Children are different of course. The shadows come later, but even talking about having children makes the chance for adventure seem less likely, and Debbie and I have definitely not been on enough adventures together. And yes, I know, people go on adventures when they are parents, but will we? I don’t know, which makes me think even more about regret and shadows, which leaves me spinning.

It also makes me want to run away.

Not that I want to run away from the idea of parenthood or Debbie, but for at least one last time I want to think I can be someone who takes chances and can live in the moment.

Debbie is not interested in any of that.

“Go, go somewhere I have been,” Debbie says, supportive, though maybe hedging her bets a little, “but go, and then come back, cool?”
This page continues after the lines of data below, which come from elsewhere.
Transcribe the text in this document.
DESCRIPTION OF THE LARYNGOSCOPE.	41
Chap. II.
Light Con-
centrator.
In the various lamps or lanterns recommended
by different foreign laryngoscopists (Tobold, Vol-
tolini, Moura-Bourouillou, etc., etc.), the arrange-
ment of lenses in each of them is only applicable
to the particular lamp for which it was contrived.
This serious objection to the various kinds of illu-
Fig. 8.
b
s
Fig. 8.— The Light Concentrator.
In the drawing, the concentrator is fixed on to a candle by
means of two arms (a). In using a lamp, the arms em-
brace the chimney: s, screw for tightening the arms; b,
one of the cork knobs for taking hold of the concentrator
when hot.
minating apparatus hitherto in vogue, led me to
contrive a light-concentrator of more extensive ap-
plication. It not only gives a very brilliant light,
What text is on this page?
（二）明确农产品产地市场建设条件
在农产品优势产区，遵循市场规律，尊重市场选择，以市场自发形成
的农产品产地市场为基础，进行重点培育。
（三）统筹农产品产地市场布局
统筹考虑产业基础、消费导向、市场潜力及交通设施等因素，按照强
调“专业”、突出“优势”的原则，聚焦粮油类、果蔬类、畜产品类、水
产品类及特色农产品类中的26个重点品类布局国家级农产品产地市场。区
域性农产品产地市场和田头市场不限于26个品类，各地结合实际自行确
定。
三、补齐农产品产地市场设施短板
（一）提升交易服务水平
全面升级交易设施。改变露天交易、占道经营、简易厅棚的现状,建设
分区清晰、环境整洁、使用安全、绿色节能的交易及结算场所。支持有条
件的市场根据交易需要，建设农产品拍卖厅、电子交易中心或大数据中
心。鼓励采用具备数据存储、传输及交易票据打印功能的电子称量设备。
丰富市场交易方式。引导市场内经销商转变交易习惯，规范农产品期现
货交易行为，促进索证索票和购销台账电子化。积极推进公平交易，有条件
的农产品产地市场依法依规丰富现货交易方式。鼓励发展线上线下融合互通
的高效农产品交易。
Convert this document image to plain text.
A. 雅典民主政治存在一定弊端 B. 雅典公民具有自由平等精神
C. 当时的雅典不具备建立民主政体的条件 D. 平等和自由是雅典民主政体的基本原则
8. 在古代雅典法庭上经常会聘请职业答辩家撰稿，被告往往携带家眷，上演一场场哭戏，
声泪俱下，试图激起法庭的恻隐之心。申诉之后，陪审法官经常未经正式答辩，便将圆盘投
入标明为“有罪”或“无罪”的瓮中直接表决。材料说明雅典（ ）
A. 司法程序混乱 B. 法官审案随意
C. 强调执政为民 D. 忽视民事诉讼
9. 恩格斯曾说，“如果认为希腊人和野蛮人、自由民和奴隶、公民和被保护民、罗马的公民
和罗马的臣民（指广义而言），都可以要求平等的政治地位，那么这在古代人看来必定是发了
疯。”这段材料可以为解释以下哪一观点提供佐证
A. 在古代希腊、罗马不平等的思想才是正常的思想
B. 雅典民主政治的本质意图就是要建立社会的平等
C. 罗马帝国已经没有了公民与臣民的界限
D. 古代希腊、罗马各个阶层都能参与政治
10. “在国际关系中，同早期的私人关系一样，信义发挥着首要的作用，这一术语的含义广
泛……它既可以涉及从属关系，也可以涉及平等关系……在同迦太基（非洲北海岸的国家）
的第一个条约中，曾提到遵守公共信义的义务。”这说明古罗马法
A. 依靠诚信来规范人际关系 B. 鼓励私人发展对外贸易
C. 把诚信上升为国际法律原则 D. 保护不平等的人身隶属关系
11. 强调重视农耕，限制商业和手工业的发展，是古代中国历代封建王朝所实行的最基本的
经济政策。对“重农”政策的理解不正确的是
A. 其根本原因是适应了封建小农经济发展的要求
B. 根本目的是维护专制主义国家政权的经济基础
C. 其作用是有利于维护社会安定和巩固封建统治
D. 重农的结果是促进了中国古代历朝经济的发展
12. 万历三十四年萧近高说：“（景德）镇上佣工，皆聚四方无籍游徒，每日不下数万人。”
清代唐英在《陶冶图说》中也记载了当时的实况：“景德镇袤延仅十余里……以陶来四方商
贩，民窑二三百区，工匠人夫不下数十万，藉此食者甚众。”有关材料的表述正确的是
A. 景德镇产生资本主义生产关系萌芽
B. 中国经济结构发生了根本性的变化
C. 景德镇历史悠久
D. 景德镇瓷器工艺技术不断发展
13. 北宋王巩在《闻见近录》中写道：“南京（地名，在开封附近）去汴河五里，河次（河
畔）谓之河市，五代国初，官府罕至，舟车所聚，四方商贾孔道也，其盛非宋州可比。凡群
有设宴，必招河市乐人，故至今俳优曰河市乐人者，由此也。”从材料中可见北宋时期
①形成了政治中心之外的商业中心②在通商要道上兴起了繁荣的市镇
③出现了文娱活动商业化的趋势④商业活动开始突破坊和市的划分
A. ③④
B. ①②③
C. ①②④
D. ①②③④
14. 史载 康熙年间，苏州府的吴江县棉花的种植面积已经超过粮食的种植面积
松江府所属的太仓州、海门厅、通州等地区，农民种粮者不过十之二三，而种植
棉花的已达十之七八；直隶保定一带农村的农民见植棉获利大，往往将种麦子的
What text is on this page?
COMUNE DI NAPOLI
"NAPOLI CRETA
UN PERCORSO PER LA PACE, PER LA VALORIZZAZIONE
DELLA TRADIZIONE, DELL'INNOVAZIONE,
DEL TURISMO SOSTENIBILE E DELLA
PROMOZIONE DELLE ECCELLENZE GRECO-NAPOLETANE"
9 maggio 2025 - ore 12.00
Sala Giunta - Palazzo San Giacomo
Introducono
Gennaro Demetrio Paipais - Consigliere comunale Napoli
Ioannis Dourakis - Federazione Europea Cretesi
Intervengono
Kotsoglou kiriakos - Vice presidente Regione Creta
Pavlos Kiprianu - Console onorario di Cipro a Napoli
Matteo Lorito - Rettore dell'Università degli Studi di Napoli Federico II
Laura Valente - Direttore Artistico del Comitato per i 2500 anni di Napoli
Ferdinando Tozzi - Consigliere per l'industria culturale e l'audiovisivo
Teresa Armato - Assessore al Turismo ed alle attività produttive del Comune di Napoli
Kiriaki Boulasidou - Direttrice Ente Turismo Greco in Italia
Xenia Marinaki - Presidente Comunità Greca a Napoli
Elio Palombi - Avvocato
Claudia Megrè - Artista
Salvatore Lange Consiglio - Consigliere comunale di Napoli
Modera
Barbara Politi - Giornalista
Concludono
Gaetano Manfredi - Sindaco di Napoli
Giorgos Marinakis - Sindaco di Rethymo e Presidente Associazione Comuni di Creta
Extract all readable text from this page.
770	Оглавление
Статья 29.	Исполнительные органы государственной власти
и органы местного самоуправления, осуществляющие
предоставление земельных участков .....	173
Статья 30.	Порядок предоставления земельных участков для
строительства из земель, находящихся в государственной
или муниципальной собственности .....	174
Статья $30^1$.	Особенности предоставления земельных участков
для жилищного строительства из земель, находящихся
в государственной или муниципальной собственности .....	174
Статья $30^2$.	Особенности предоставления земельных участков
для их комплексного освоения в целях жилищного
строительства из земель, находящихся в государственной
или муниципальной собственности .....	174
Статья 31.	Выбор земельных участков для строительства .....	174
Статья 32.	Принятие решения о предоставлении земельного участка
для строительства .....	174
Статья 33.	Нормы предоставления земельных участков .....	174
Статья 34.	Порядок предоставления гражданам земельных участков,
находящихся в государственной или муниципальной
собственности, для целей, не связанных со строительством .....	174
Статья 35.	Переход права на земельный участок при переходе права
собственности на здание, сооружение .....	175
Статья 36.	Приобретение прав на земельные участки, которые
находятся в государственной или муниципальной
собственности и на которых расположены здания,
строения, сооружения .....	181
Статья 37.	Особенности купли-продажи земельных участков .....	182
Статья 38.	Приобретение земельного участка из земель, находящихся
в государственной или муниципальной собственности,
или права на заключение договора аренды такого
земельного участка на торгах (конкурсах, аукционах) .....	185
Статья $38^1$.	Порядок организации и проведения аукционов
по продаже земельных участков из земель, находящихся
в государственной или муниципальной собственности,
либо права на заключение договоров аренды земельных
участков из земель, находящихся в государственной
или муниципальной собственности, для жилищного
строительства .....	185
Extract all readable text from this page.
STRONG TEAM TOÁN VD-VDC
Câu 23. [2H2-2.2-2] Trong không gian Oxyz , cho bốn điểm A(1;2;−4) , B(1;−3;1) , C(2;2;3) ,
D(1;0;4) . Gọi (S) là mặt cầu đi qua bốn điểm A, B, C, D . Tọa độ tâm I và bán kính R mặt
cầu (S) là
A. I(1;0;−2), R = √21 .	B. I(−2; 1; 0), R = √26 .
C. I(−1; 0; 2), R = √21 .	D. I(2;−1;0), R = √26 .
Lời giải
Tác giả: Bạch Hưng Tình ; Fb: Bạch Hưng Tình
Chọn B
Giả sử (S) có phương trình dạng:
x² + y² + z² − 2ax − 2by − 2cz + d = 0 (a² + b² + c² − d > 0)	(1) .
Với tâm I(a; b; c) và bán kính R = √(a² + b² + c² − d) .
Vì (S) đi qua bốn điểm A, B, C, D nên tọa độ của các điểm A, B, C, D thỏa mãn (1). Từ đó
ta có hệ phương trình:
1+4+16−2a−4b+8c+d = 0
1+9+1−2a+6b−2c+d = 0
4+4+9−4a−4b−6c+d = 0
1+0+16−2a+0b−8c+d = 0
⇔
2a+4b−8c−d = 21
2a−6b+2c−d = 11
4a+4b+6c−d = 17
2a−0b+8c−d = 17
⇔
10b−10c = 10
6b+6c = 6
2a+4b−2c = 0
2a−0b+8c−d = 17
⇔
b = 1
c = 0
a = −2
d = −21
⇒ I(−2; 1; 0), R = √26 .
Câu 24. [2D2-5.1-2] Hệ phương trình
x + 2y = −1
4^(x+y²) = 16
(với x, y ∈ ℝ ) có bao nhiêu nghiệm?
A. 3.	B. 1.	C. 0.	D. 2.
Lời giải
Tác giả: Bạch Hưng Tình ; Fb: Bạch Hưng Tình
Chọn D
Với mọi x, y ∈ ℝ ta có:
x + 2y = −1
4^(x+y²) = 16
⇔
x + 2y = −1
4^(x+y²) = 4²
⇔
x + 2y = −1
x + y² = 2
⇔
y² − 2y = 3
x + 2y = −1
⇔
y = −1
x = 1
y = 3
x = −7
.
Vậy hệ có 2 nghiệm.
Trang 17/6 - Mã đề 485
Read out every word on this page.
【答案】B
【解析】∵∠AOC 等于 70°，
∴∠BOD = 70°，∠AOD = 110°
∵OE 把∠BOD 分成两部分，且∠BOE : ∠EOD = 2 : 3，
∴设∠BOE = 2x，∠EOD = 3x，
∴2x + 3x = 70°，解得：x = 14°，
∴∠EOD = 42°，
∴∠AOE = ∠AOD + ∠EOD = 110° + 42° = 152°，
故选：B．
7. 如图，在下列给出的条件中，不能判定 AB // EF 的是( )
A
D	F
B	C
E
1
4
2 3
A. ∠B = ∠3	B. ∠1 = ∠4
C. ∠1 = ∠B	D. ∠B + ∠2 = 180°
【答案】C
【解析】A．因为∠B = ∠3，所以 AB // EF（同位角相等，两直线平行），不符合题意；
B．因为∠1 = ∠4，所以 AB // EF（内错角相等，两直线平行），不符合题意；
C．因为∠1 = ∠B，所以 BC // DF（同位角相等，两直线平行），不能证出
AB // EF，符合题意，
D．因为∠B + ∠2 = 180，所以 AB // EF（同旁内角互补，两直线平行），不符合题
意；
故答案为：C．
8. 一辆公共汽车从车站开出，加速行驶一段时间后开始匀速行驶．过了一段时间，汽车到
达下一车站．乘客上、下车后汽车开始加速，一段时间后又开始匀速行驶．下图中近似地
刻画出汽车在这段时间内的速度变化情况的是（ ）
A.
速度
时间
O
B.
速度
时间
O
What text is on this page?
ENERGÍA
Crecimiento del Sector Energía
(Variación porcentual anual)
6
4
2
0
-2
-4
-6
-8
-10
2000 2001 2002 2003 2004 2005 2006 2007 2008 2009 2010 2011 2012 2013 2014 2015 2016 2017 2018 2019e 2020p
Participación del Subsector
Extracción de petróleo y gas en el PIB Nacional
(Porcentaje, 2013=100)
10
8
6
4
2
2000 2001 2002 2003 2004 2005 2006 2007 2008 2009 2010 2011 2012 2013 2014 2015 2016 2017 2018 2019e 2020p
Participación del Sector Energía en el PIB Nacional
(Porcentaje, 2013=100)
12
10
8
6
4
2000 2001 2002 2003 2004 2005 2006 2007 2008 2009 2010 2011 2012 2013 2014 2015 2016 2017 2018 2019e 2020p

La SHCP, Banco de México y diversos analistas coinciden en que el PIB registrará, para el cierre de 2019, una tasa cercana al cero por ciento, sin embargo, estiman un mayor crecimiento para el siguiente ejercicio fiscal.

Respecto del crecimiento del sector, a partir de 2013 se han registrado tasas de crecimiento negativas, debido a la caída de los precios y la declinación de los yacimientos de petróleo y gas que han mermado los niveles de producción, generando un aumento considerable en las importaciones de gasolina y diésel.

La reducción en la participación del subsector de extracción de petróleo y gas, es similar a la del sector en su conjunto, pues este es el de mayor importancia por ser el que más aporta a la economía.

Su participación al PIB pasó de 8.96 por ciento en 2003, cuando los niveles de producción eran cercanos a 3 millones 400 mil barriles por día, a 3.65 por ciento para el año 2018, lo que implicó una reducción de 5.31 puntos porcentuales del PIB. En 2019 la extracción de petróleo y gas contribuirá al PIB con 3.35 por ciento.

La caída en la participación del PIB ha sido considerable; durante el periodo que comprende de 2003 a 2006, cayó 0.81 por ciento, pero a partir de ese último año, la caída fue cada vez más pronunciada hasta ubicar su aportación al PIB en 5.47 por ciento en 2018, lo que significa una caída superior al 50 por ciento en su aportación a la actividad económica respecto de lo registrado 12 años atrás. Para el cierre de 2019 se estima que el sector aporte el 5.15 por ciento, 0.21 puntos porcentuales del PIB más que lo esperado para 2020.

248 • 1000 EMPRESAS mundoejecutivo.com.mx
My main impression from Lost in Space is being next to a confiding friend on a barstool.  Mind you, not just a ‘bro’ with whom conversation only goes so far: sports, women, and no more. Instead I mean one of those close friends who really need to talk and let it all out . . . to tell you things that have real, personal gravity (this selection from “I Need”):

I need sleep, long and deep and full of dreams about love, sex, pizza, Patrick Ewing, and Caddyshack. In these dreams I will be so happy, smart, funny, and full of esprit de corps that interns will float by my office in low-cut blouses begging to hear my innermost thoughts on Game of Thrones. I will not worry about bills or love handles, and I will not think about my children, not for even one moment, yo. If they happen to make an appearance they will say “excuse me,” “yes,” and “please,” eat over the table using actual utensils, and not constantly bang their heads or mysteriously find their hands around the necks of one another.

In the end, Tanzer hooked me just as much with Lost in Space as he did with You Can Make Him Like You. He manages to hit a lot of different topics in these essays: whether or not he does the right things for his boys, worry about what could happen to them, concern about who they will become, desire to share in their lives, the need to have life of his own, trepidation about having children, and the decision to go ahead with surgery finalizing what children he will have. There are a variety of different aspects of fatherhood in here, approached in a variety of different ways. I still don’t think I truly know what it is to be a father after reading, but I think I have shared some of what it’s been like for Ben Tanzer.

I found Lost in Space to be intimate, insightful, and vulnerable. It has a weighty subject, but the writing doesn’t rely on the subject’s weight to get by. Whether you have kids or not, I can’t imagine someone reading this book and not being affected. In short — it’s good, yo.